L’incubo sta finendo? Ci sono finalmente buone ragioni per credere di essere quasi arrivati alla fine di questi mesi infernali ed anche di , si spera, non dover fare il conto alla rovescia della fine di questo anno difficile chiusi in casa davanti a qualche programma televisivo …

Dopo una seconda durissima ondata di Covid-19, nelle ultime ore l’annuncio dell’ azienda farmaceutica statunitense Pfizer e della società tedesca di biotecnologie Biontech ha ridato speranza al mondo: il vaccino da loro sviluppato contro il Coronavirus è risultato efficace al 90% e conta di ottenere l’approvazione della Food and Drug Administration negli Usa e dell’Organizzazione mondiale della sanità entro la fine del mese. Secondo quanto riporta il New York Times, l’annuncio è stato fatto il 9 novembre dal Presidente della Pfizer, Albert Bourla, il quale ha dichiarato che l’autorizzazione al commercio è prevista addirittura nella terza settimana di novembre.

In realtà si contano ben 261 vaccini “candidati” contro il Coronavirus; anche l’Italia sta contribuendo: il centro di ricerca Irbm di Pomezia sta collaborando con l’Università di Oxford per realizzare un vaccino anti-Covid per AstraZeneca.

Comunque, quello più vicino al traguardo risulta essere il vaccino frutto della collaborazione tra la Pfizer americana e la tedesca Biontech. Ma per arrivare ad un risultato straordinario non è stata da meno una buona dose di coraggio civile: più di 45mila persone si sono offerte volontarie per sperimentare questo vaccino ed essere testate (passaggio necessario prima della somministrazione su larga scala). Ci sono state tre fasi: nella fase 1 e 2 è stata verificata la sicurezza del vaccino e una risposta immunitaria potenzialmente protettiva. Nella fase 3, a metà dei volontari è stato iniettato il vaccino, all’altra metà no (è stato somministrato un placebo); una settimana dopo sono stati registrati i numeri dei contagiati: circa 94, pare quasi tutti tra i non vaccinati. Ecco l’efficacia del 90%.

I dati sono comunque arrivati un po’ in ritardo rispetto al previsto, a causa del calo dei contagi durante l’estate che ha portato al rallentamento delle infezioni nei volontari. E’ stato inoltre annunciato che la sperimentazione dovrebbe continuare fino a quando 164 persone sulle 45mila non avranno sviluppato gli anticorpi al Covid-19.

Questo vaccino utilizza una tecnologia innovativa e sarebbe il primo vaccino al mondo prodotto in questa maniera: contiene nanoparticelle lipidiche, cioè formate da grasso, che circondano l’RNA messaggero; una volta iniettato il siero, l’RNA messaggero istruisce le cellule a produrre la proteina spike; essa funziona da antigene, in quanto la punta stessa del Coronavirus è costituita da tale proteina che gli permette di attaccarsi alle cellule umane. L’RNA messaggero stimola così il sistema immunitario a riconoscere e bloccare il Coronavirus!

Sono state annunciate 50 milioni di dosi di vaccino anti-covid entro quest’anno e 1,7 milioni all’inizio del 2021. Senza dubbio sono numeri molto grandi, ma non saranno certo sufficienti per tutti! Sembra che i primi a beneficiarne saranno gli Stati Uniti. Subito dopo toccherà all’Europa. Pochi giorni fa il Consiglio Etico Tedesco, in un incontro con la stampa a Berlino, ha confermato che il vaccino andrà effettuato innanzitutto alle persone anziane, a quelle più a rischio (malati cronici), al personale medico e sanitario, ai dipendenti degli enti sanitari, alle forze dell’ordine, agli insegnanti delle scuole, e via dicendo.

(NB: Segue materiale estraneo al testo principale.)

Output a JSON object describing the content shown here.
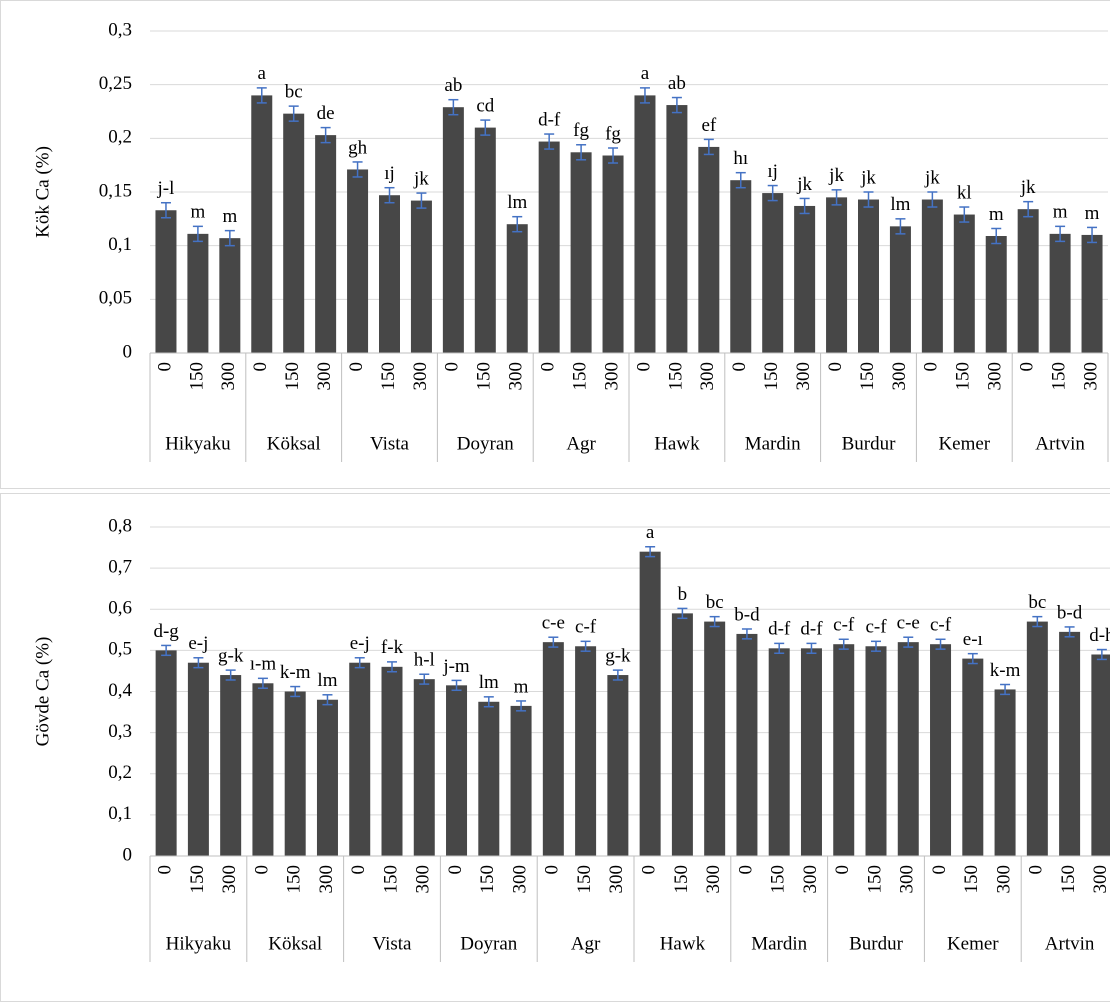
{
  "chart_data": [
    {
      "type": "bar",
      "y_label": "Kök Ca (%)",
      "groups": [
        "Hikyaku",
        "Köksal",
        "Vista",
        "Doyran",
        "Agr",
        "Hawk",
        "Mardin",
        "Burdur",
        "Kemer",
        "Artvin"
      ],
      "categories": [
        "0",
        "150",
        "300",
        "0",
        "150",
        "300",
        "0",
        "150",
        "300",
        "0",
        "150",
        "300",
        "0",
        "150",
        "300",
        "0",
        "150",
        "300",
        "0",
        "150",
        "300",
        "0",
        "150",
        "300",
        "0",
        "150",
        "300",
        "0",
        "150",
        "300"
      ],
      "values": [
        0.133,
        0.111,
        0.107,
        0.24,
        0.223,
        0.203,
        0.171,
        0.147,
        0.142,
        0.229,
        0.21,
        0.12,
        0.197,
        0.187,
        0.184,
        0.24,
        0.231,
        0.192,
        0.161,
        0.149,
        0.137,
        0.145,
        0.143,
        0.118,
        0.143,
        0.129,
        0.109,
        0.134,
        0.111,
        0.11
      ],
      "errors": [
        0.007,
        0.007,
        0.007,
        0.007,
        0.007,
        0.007,
        0.007,
        0.007,
        0.007,
        0.007,
        0.007,
        0.007,
        0.007,
        0.007,
        0.007,
        0.007,
        0.007,
        0.007,
        0.007,
        0.007,
        0.007,
        0.007,
        0.007,
        0.007,
        0.007,
        0.007,
        0.007,
        0.007,
        0.007,
        0.007
      ],
      "annotations": [
        "j-l",
        "m",
        "m",
        "a",
        "bc",
        "de",
        "gh",
        "ıj",
        "jk",
        "ab",
        "cd",
        "lm",
        "d-f",
        "fg",
        "fg",
        "a",
        "ab",
        "ef",
        "hı",
        "ıj",
        "jk",
        "jk",
        "jk",
        "lm",
        "jk",
        "kl",
        "m",
        "jk",
        "m",
        "m"
      ],
      "color": "#474747",
      "error_color": "#4472c4",
      "ylim": [
        0,
        0.3
      ],
      "yticks": [
        0,
        {
          "value": 0.05,
          "label": "0,05"
        },
        {
          "value": 0.1,
          "label": "0,1"
        },
        {
          "value": 0.15,
          "label": "0,15"
        },
        {
          "value": 0.2,
          "label": "0,2"
        },
        {
          "value": 0.25,
          "label": "0,25"
        },
        {
          "value": 0.3,
          "label": "0,3"
        }
      ],
      "grid": true
    },
    {
      "type": "bar",
      "y_label": "Gövde Ca (%)",
      "groups": [
        "Hikyaku",
        "Köksal",
        "Vista",
        "Doyran",
        "Agr",
        "Hawk",
        "Mardin",
        "Burdur",
        "Kemer",
        "Artvin"
      ],
      "categories": [
        "0",
        "150",
        "300",
        "0",
        "150",
        "300",
        "0",
        "150",
        "300",
        "0",
        "150",
        "300",
        "0",
        "150",
        "300",
        "0",
        "150",
        "300",
        "0",
        "150",
        "300",
        "0",
        "150",
        "300",
        "0",
        "150",
        "300",
        "0",
        "150",
        "300"
      ],
      "values": [
        0.5,
        0.47,
        0.44,
        0.42,
        0.4,
        0.38,
        0.47,
        0.46,
        0.43,
        0.415,
        0.375,
        0.365,
        0.52,
        0.51,
        0.44,
        0.74,
        0.59,
        0.57,
        0.54,
        0.505,
        0.505,
        0.515,
        0.51,
        0.52,
        0.515,
        0.48,
        0.405,
        0.57,
        0.545,
        0.49
      ],
      "errors": [
        0.012,
        0.012,
        0.012,
        0.012,
        0.012,
        0.012,
        0.012,
        0.012,
        0.012,
        0.012,
        0.012,
        0.012,
        0.012,
        0.012,
        0.012,
        0.012,
        0.012,
        0.012,
        0.012,
        0.012,
        0.012,
        0.012,
        0.012,
        0.012,
        0.012,
        0.012,
        0.012,
        0.012,
        0.012,
        0.012
      ],
      "annotations": [
        "d-g",
        "e-j",
        "g-k",
        "ı-m",
        "k-m",
        "lm",
        "e-j",
        "f-k",
        "h-l",
        "j-m",
        "lm",
        "m",
        "c-e",
        "c-f",
        "g-k",
        "a",
        "b",
        "bc",
        "b-d",
        "d-f",
        "d-f",
        "c-f",
        "c-f",
        "c-e",
        "c-f",
        "e-ı",
        "k-m",
        "bc",
        "b-d",
        "d-h"
      ],
      "color": "#474747",
      "error_color": "#4472c4",
      "ylim": [
        0,
        0.8
      ],
      "yticks": [
        0,
        {
          "value": 0.1,
          "label": "0,1"
        },
        {
          "value": 0.2,
          "label": "0,2"
        },
        {
          "value": 0.3,
          "label": "0,3"
        },
        {
          "value": 0.4,
          "label": "0,4"
        },
        {
          "value": 0.5,
          "label": "0,5"
        },
        {
          "value": 0.6,
          "label": "0,6"
        },
        {
          "value": 0.7,
          "label": "0,7"
        },
        {
          "value": 0.8,
          "label": "0,8"
        }
      ],
      "grid": true
    }
  ]
}
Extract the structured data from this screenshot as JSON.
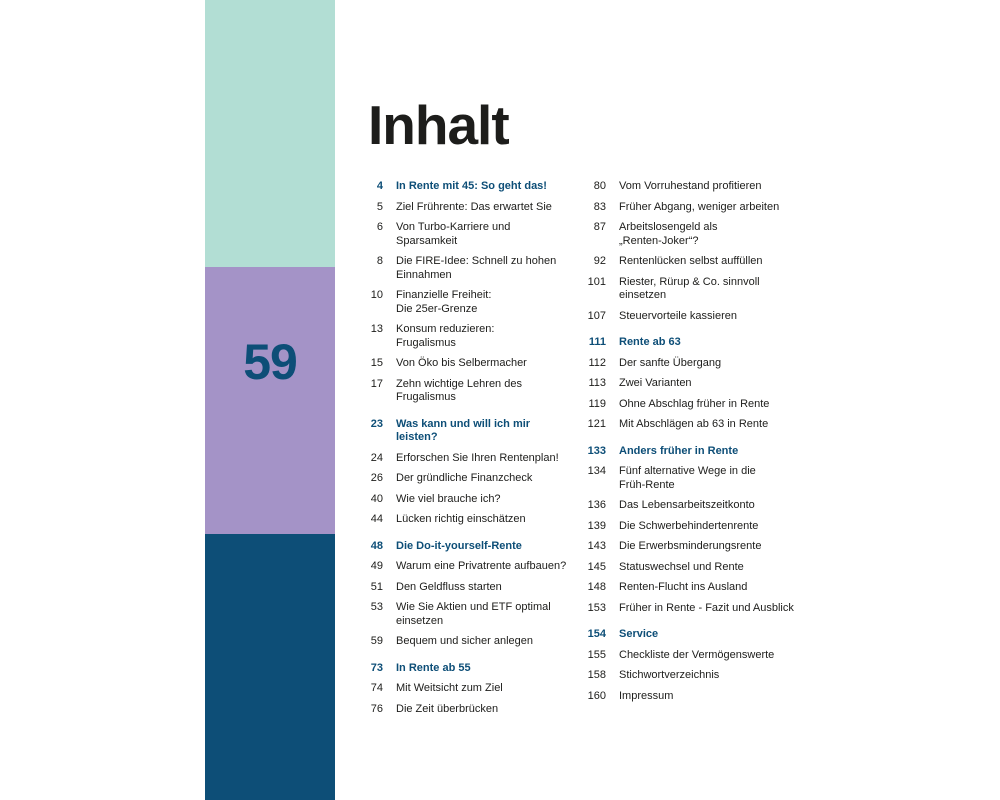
{
  "colors": {
    "band_top": "#b2ded4",
    "band_middle": "#a493c7",
    "band_bottom": "#0d4e77",
    "page_number": "#0d4e77",
    "heading": "#0d4e77"
  },
  "side_page_number": "59",
  "title": "Inhalt",
  "toc": {
    "left": [
      {
        "page": "4",
        "text": "In Rente mit 45: So geht das!",
        "heading": true
      },
      {
        "page": "5",
        "text": "Ziel Frührente: Das erwartet Sie"
      },
      {
        "page": "6",
        "text": "Von Turbo-Karriere und\nSparsamkeit"
      },
      {
        "page": "8",
        "text": "Die FIRE-Idee: Schnell zu hohen\nEinnahmen"
      },
      {
        "page": "10",
        "text": "Finanzielle Freiheit:\nDie 25er-Grenze"
      },
      {
        "page": "13",
        "text": "Konsum reduzieren:\nFrugalismus"
      },
      {
        "page": "15",
        "text": "Von Öko bis Selbermacher"
      },
      {
        "page": "17",
        "text": "Zehn wichtige Lehren des\nFrugalismus"
      },
      {
        "page": "23",
        "text": "Was kann und will ich mir\nleisten?",
        "heading": true
      },
      {
        "page": "24",
        "text": "Erforschen Sie Ihren Rentenplan!"
      },
      {
        "page": "26",
        "text": "Der gründliche Finanzcheck"
      },
      {
        "page": "40",
        "text": "Wie viel brauche ich?"
      },
      {
        "page": "44",
        "text": "Lücken richtig einschätzen"
      },
      {
        "page": "48",
        "text": "Die Do-it-yourself-Rente",
        "heading": true
      },
      {
        "page": "49",
        "text": "Warum eine Privatrente aufbauen?"
      },
      {
        "page": "51",
        "text": "Den Geldfluss starten"
      },
      {
        "page": "53",
        "text": "Wie Sie Aktien und ETF optimal\neinsetzen"
      },
      {
        "page": "59",
        "text": "Bequem und sicher anlegen"
      },
      {
        "page": "73",
        "text": "In Rente ab 55",
        "heading": true
      },
      {
        "page": "74",
        "text": "Mit Weitsicht zum Ziel"
      },
      {
        "page": "76",
        "text": "Die Zeit überbrücken"
      }
    ],
    "right": [
      {
        "page": "80",
        "text": "Vom Vorruhestand profitieren"
      },
      {
        "page": "83",
        "text": "Früher Abgang, weniger arbeiten"
      },
      {
        "page": "87",
        "text": "Arbeitslosengeld als\n„Renten-Joker“?"
      },
      {
        "page": "92",
        "text": "Rentenlücken selbst auffüllen"
      },
      {
        "page": "101",
        "text": "Riester, Rürup & Co. sinnvoll\neinsetzen"
      },
      {
        "page": "107",
        "text": "Steuervorteile kassieren"
      },
      {
        "page": "111",
        "text": "Rente ab 63",
        "heading": true
      },
      {
        "page": "112",
        "text": "Der sanfte Übergang"
      },
      {
        "page": "113",
        "text": "Zwei Varianten"
      },
      {
        "page": "119",
        "text": "Ohne Abschlag früher in Rente"
      },
      {
        "page": "121",
        "text": "Mit Abschlägen ab 63 in Rente"
      },
      {
        "page": "133",
        "text": "Anders früher in Rente",
        "heading": true
      },
      {
        "page": "134",
        "text": "Fünf alternative Wege in die\nFrüh-Rente"
      },
      {
        "page": "136",
        "text": "Das Lebensarbeitszeitkonto"
      },
      {
        "page": "139",
        "text": "Die Schwerbehindertenrente"
      },
      {
        "page": "143",
        "text": "Die Erwerbsminderungsrente"
      },
      {
        "page": "145",
        "text": "Statuswechsel und Rente"
      },
      {
        "page": "148",
        "text": "Renten-Flucht ins Ausland"
      },
      {
        "page": "153",
        "text": "Früher in Rente - Fazit und Ausblick"
      },
      {
        "page": "154",
        "text": "Service",
        "heading": true
      },
      {
        "page": "155",
        "text": "Checkliste der Vermögenswerte"
      },
      {
        "page": "158",
        "text": "Stichwortverzeichnis"
      },
      {
        "page": "160",
        "text": "Impressum"
      }
    ]
  }
}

Inoltre, ne serviranno due dosi per una maggiore efficacia, pur rimanendo ancora ignota la durata di essa (tra i 6-12 mesi) e la precisa potenzialità (impedire l’ingresso del virus nell’organismo oppure mitigare soltanto la malattia). La distribuzione stessa non sarà semplice: le fiale devono essere mantenute a ben 80 gradi sotto zero fino alla somministrazione (per rendere un’idea, per esempio il vaccino per l’influenza, così come molti altri, è conservato a -2/-8 gradi).

Fatto sta che sono sicuramente notizie incoraggianti attese da mesi e mesi, ma, come ricorda lo stesso Ministro della Salute Roberto Speranza, “serve ancora tanta prudenza, non dobbiamo mai dimenticare che i comportamenti di ciascuno di noi sono indispensabili”.

Dobbiamo continuare a fare tutto quello che è in nostro potere per salvaguardare noi e gli altri, a proteggerci a vicenda, non perdendo però mai la fiducia e la speranza nella ricerca scientifica, vera chiave per superare l’emergenza!